Speaking in Toronto, NDP Leader Tom Mulcair says Monday’s news contradicts the government’s promise that Canada’s special forces would not be accompanying Iraqis into battle.

He pointed to an exchange in the House of Commons last fall, where Prime Minister Stephen Harper repeatedly made that pledge.

“Canadian soldiers are not accompanying the Iraqi forces into combat,” the prime minister said on Sept. 30.

Related: Transcripts of Harper’s Iraq speech, and the NDP, Liberal responses

When asked by Mulcair directly whether the troops would be “targeting or co-ordinating attacks by others in a combat role,” Harper responded that he had “neither the will nor the desire to get into detailed discussions of military operations here.”

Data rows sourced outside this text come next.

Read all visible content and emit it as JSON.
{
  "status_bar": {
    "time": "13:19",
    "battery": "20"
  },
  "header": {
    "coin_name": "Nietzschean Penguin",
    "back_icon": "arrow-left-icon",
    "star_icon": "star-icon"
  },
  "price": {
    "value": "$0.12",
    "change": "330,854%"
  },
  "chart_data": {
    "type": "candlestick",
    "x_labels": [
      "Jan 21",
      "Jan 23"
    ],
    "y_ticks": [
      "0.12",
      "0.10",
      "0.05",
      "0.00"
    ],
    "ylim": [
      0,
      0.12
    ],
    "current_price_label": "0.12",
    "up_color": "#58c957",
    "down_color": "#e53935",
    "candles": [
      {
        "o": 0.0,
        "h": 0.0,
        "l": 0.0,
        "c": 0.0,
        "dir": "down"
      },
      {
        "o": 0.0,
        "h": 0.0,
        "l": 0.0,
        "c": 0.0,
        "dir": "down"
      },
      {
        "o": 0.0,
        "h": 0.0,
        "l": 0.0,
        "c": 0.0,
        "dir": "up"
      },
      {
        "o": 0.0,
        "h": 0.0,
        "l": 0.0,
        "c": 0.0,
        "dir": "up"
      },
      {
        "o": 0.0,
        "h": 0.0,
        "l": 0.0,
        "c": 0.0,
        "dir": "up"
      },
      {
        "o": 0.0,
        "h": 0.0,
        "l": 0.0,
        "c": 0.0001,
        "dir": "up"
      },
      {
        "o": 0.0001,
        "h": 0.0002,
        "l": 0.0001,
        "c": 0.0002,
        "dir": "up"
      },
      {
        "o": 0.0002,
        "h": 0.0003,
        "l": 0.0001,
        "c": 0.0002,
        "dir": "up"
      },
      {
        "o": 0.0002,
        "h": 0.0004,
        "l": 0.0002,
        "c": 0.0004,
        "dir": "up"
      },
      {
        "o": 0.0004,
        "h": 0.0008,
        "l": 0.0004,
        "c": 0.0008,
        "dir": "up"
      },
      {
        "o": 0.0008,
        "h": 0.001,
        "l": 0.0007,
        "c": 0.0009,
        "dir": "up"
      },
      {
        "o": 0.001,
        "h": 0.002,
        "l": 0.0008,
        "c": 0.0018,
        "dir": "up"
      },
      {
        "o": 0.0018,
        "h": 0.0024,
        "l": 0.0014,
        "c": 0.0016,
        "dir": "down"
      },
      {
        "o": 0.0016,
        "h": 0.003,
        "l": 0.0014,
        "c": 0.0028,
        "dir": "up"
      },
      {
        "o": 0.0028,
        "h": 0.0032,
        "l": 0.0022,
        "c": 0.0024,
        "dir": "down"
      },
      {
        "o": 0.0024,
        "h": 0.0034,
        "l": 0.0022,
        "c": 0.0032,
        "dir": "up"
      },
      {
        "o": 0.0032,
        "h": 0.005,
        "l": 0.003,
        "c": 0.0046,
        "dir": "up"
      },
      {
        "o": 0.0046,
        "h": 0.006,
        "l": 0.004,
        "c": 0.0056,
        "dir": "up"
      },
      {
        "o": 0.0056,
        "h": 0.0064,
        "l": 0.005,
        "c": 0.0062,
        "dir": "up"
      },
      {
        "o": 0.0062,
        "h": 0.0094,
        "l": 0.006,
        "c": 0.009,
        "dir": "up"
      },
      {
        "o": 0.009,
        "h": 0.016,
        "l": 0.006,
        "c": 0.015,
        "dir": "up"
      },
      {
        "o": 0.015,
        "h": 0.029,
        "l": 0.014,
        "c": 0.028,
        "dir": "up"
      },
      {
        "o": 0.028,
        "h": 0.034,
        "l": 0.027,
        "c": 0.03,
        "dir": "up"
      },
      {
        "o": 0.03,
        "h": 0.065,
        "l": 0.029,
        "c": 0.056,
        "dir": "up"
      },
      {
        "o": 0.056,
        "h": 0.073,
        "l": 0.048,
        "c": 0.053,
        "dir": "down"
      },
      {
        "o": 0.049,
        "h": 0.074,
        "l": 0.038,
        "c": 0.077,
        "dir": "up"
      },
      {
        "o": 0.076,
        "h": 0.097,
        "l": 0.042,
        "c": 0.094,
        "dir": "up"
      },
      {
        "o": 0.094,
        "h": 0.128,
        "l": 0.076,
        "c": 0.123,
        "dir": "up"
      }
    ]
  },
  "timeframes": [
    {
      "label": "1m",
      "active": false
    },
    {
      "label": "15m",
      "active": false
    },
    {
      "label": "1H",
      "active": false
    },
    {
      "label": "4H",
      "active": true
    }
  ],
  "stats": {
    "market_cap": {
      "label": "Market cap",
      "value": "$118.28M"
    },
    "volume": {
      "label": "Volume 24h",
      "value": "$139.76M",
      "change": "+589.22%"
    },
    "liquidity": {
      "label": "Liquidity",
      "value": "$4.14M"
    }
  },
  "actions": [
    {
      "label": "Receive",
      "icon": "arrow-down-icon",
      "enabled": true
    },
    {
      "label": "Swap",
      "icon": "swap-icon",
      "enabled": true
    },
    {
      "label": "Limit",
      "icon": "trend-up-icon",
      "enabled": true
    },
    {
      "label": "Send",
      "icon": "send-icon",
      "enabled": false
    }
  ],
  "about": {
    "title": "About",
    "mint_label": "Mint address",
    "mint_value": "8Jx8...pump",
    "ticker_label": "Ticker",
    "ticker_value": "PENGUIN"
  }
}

The exchange took place at a time when the special forces were just beginning their deployment and before coalition commanders were having problems identifying targets on the ground.

Mulcair says the lack of transparency on the part of the government is shocking.

“The prime minister has not been honest with Canadians on this issue,” Mulcair said. “He has to come clean and he has to do it quickly. Every time he was asked, he said, ‘No, they would not be involved in combat.’ And every time they were involved in combat, we asked and they said, ‘No, it is not a combat mission.’

And Canadians deserve better than word games from their prime minister.”

Liberal foreign affairs critic Marc Garneau says he doesn’t to use the word mission creep, but the lack of critical detail and fudging of answers on the part of the government is worrying.

Garneau said he specifically asked Defence Minister Rob Nicholson last fall to define what he meant when he said Canadian troops would play strictly an “advise and assist” role.

He said Nicholson agreed that it meant “clearly behind the lines.”

“We’re now haggling about what assist really means,” Garneau said.

“The government will argue, well, we’re not going on an offensive. But nevertheless, our special forces are on the front lines and they’re directing airstrikes with laser pointing and things like that. So the government owes us, and the public, greater clarity on what is actually happening.”